Barrett verfolgte, wie der Wächter sich entfernte und zwischen den Bäumen verschwand. »Als ich das letzte Mal hier war, hattest du noch keinen Wachhund.«

»Er gehört zu der Sicherheitsfirma, die ich engagiert habe«, erwiderte Margrave wegwerfend. »Ein Trupp von ihnen kampiert ein Stück die Küste hinunter auf der Insel. Gant und ich fanden, dass es vielleicht ganz gut wäre, sie anzuheuern.«

»Und was Gant sich wünscht, das kriegt er.«

»Ich weiß, dass du den Burschen nicht magst, aber Jordan ist lebenswichtig für unsere Bemühungen. Wir brauchen seine Stiftung, um die politischen Zugeständnisse zu erreichen, über die wir nach Abschluss unserer Arbeit verhandeln werden.«

»Ist Lucifer’s Legion für dich nicht mehr gut genug?«

Margrave kicherte. »Meine sogenannte Legion begann sich aufzulösen, sobald von Disziplin die Rede war. Du weißt, dass Anarchisten Autorität per se hassen. Ich brauchte Profis. Heutzutage nennen sie sich ›Berater‹ und verlangen ein Vermögen für ihre Dienste. Er hat lediglich seinen Job gemacht.«

»Und was istsein Job?«

»Dafür zu sorgen, dass keine unbefugten Besucher sich auf die Insel verirren.«

»Hast du denn Besucher erwartet?«

»Unser Unternehmen ist zu wichtig, als dass wir uns einen Fehlschlag leisten können.« Margrave grinste. »Verdammt, was wäre, wenn jemand einen Typen mit einer Spinnentätowierung auf dem Schädel zu Gesicht bekäme und anfinge, neugierige Fragen zu stellen?«

Barrett zuckte die Achseln und warf einen Blick auf den Holzstapel. »Es freut mich, dass du konsequent nach deiner Retro-Philosophie lebst, aber das Zerkleinern des Holzes wäre mit einer Kettensäge erheblich einfacher gewesen. Du weißt, dass ich mir so ein Ding leisten kann.«

»Ich bin weder ein Neo-Anarchist noch ein Neo-Luddit. Ich glaube an die Technologie, wenn sie zum Nutzen der Menschheit eingesetzt wird. Außerdem ist die Kettensäge defekt.« Er wandte sich an den Piloten. »Wie war der Flug von Portland hierher, Mickey?«

»Gemütlich. Ich habe Kurs über Camden genommen in der Hoffnung, die schnuckeligen Segelboote würden deinen Partner aufheitern.«

»Warum muss er aufgeheitert werden?«, fragte Margrave. »Er ist im Begriff, in den Olymp der Wissenschaft aufgenommen zu werden. Was ist los, Spider?«

»Wir haben ein Problem.«

»Das hast du schon am Telefon angedeutet. Ich dachte, du hättest nur einen Witz gemacht.«

Barrett lächelte düster. »Diesmal nicht.«

»Ich glaube, in diesem Fall brauchen wir alle etwas zu trinken.« Margrave ging über einen gepflasterten Weg voraus und führte sie zu einem großen, zweistöckigen weißen Holzhaus, das neben dem Leuchtturm stand.
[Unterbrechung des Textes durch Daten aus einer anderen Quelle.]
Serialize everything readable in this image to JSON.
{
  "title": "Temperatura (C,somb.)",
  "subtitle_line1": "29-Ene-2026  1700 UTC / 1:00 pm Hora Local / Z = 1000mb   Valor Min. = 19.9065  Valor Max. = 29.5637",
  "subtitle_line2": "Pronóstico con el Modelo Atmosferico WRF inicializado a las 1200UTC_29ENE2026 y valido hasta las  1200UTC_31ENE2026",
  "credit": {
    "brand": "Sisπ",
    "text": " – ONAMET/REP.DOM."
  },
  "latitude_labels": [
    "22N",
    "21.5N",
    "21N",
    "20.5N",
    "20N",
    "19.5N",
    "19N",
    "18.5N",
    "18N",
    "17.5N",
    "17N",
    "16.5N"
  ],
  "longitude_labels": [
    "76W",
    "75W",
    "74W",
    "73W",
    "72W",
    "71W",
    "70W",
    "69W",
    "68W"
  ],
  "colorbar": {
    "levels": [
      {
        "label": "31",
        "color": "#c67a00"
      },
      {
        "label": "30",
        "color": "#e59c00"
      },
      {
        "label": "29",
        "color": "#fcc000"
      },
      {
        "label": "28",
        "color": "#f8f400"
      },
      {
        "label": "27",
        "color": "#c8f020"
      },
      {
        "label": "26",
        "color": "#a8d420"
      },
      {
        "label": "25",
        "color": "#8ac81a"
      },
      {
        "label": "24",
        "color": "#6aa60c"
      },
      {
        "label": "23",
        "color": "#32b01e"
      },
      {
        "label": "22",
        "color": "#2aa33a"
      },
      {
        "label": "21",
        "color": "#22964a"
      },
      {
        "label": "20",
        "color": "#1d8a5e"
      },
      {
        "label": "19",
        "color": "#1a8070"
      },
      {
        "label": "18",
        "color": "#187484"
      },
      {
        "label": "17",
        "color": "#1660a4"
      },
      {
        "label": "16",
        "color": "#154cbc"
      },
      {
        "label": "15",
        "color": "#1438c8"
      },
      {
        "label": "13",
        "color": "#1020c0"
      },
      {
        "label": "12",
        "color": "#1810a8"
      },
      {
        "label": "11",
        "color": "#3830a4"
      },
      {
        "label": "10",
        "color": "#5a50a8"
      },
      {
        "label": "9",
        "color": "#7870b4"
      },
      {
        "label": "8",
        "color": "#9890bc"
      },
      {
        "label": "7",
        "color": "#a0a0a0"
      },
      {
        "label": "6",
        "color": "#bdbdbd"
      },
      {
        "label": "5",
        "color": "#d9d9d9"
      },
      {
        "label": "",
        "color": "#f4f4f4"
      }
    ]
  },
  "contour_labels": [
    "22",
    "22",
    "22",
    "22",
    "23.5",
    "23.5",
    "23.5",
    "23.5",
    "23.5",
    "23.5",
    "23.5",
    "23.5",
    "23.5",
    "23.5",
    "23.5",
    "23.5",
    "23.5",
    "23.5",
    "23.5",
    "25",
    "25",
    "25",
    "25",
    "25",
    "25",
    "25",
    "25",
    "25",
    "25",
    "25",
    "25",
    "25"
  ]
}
Als Margrave die Insel drei Jahre zuvor gekauft hatte, hatte er entschieden, das Wärterhaus in seinem alten Zustand zu belassen, in dem es die schweigsamen Männer beherbergt hatte, die den einsamen Leuchtturm bedienten. Die Kiefernholzwände waren getäfelt, und der abgewetzte Linoleumfußboden sowie die Spüle aus Schiefer und die Handwasserpumpe in der Küche gehörten zur ursprünglichen Einrichtung.